On Conversation between Discourses

On the possibility of conversation between distinct discourses

  • Robert Jenson

Do I then say that “E=mc²” and “The Son proceeds from the Father” work just the same way? I do not think I do. But I do say that insofar as either “E=mc²” or “The Son proceeds from the Father” is true, insofar as either has any purchase on something other than itself, they depend for this purchase on their situation in one total human cognitive discourse, which has no clear internal epistemological boundaries.

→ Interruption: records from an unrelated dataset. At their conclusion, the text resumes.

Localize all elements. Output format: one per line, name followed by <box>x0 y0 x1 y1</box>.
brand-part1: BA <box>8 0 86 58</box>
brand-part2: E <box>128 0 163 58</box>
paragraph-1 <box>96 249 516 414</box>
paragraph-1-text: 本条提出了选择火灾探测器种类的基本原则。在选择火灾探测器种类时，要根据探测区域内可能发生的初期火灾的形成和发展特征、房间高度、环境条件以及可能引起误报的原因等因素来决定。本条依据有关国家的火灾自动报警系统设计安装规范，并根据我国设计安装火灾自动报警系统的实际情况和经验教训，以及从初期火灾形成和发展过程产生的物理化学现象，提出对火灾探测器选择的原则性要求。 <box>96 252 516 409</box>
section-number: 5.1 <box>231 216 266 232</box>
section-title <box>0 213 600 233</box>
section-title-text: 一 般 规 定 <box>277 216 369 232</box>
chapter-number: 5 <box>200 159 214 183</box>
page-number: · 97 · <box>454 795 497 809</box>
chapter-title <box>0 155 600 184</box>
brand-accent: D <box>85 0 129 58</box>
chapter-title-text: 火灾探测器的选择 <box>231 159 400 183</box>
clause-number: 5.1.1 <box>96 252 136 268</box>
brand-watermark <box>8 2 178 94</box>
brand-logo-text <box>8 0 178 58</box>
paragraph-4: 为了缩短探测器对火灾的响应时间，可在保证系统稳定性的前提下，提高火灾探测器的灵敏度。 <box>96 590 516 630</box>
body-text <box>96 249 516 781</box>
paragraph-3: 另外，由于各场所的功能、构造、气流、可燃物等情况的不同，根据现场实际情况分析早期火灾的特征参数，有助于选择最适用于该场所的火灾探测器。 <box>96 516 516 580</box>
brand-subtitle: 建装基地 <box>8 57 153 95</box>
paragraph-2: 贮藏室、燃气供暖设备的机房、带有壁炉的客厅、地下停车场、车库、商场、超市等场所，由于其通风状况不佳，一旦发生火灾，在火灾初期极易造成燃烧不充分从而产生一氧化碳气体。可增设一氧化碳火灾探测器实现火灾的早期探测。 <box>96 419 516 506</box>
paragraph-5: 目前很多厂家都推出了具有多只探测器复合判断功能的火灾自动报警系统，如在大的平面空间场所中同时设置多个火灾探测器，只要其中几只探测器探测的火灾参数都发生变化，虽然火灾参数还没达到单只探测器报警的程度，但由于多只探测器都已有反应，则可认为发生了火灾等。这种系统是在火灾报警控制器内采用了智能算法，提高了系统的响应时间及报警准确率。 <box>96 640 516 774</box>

To put it from the side that will make the point most offensively plain: if science does not belong to the same discourse as does theology, then science is a play of fictions.

I do say that no subregion of human discourse can be a normative paradigm of any other, not because they are so discrete but because their mutual boundaries are so blessedly ill-defined.

from Essays in the Theology of Culture (Eerdmans, 1995), 223-224.

  • Stephen Mulhall (drawing on Rush Rhees)

the image of a conversation suggests an account of any given mode of human discourse in terms of its own dialogical unity — with the multiple bearings of each branch of that discourse on other branches giving substance to the thought that each individual branch gets a purchase on reality by showing how the purchase it offers hangs together with (that is, is fruitfully intelligible to, and can itself render fruitfully intelligible) the purchase offered by other branches. And the same kind of account can then be given of the relations between these modes of discourse: their various ways of interlocking with one another substantiate the claims of each to register some aspect of the reality of things.

from The Conversation of Humanity (Univ VA Pr., 2007), 38.